Ryan has a job to do: not try for congressional seat



Ryan has a job to do: not try for congressional seat
EDITOR:
Surprise! Yet another of our elected politicians shows his true colors.
He promised to give our children a reason to stay in the Valley. He swore he'd assist the elderly with the cost of their prescriptions. He wanted to make fundamental changes to the way Ohio funds its schools. And all he wanted from us was our vote.
Now, just one short year and zero accomplishments later, Sen. Tim Ryan is contemplating a run for the U.S. Congress. In doing so, he exposes a lust for political power that makes LBJ look like a Girl Scout.
Instead of following through with promises, a true politician will never miss an opportunity to advance his own agenda. I hope this is not such a case.
This area is in desperate need of a true representative: someone who understands how legislation affects working families. Our forefathers believed that the U.S. House of Representatives should be composed of common folk -- teachers, steel workers, farmers, etc.
The typical Mahoning Valley resident is a married, blue-collar worker with a mortgage. She is someone whose children are educated in public schools and understands how laws affect everyday life. Nobody can represent our hopes and dreams better than the person I just described.

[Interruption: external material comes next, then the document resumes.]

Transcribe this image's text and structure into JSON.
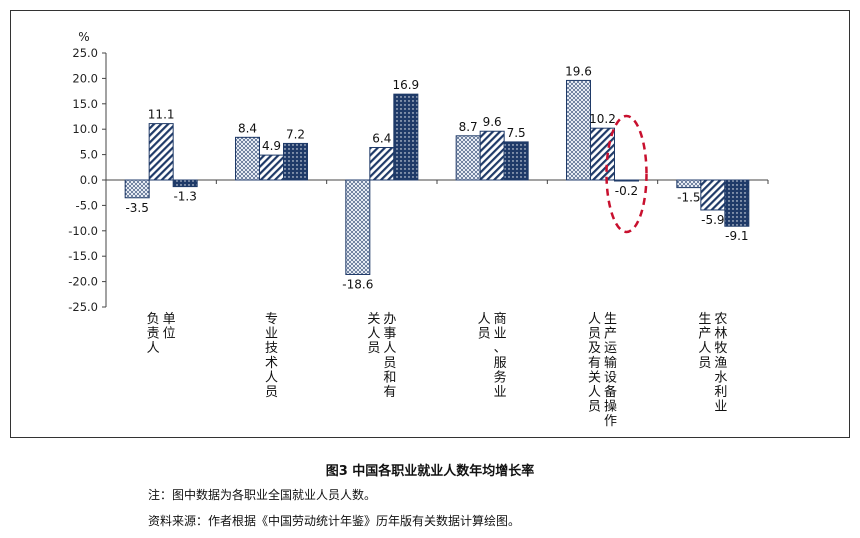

Words have meaning. I wish Tim Ryan well in accomplishing those things he promised. He was elected over a very impressive cast of candidates to do a job for us. We listened to him on the campaign trail for months. Now, maybe he'll block out his political machine and listen to us.
MICHAEL C. RANTTILA
Cortland
Health care not at risk from insurance rates
EDITOR:
Pennsylvania medical boss Roger F. Mecum's "(Medical Liability) Insurance Crisis Threatens Health Care" (The Vindicator, Jan. 16) challenges the acute reader to keep from gloating at the thought of physicians being purportedly driven from practice for lack of affordable malpractice insurance.
Who among us has been repulsed from medical treatment by those same physicians' receptionists for lack of medical and hospitalization insurance?
Yet, Mr. Mecum stolidly plies his argument, from dour cant, through a clot of uninterpreted statistics, and, in an amazing switchback, declares his crisis to be the generator of both less and more health care than is desirable.
Really, Mr. Mecum, what does the statement "we've seen obstetrician/gynecologists give up delivering babies" mean? Have OB/GYNs in Philly and the 'Burgh gone to $6 an hour burger-flipping jobs, or what? Have babies stopped being born in the Quaker State?
Will there be an exodus of soon-to-be medically underserved Pennsylvanians, their litigiousness curbed at the prospect of their family practitioner hauling a "Will Diagnose for Food" sign, heading for physician-friendly redoubts in neighboring West Virginia and Maryland?
Having served on a medical malpractice jury in which mine was the sole vote favoring the responding physicians, I don't disagree with Mr. Mecum in the broadest terms that something is wrong with health care. But his plea for tort reform seems both rarified and fatuous.
Let me suggest that physicians in Pennsylvania may more quickly reclaim their profession's public esteem by heroic assertions of "doctor-ness," for want of a better term, in the examining room than by withdrawing to the state legislature for relief from an angry patientry.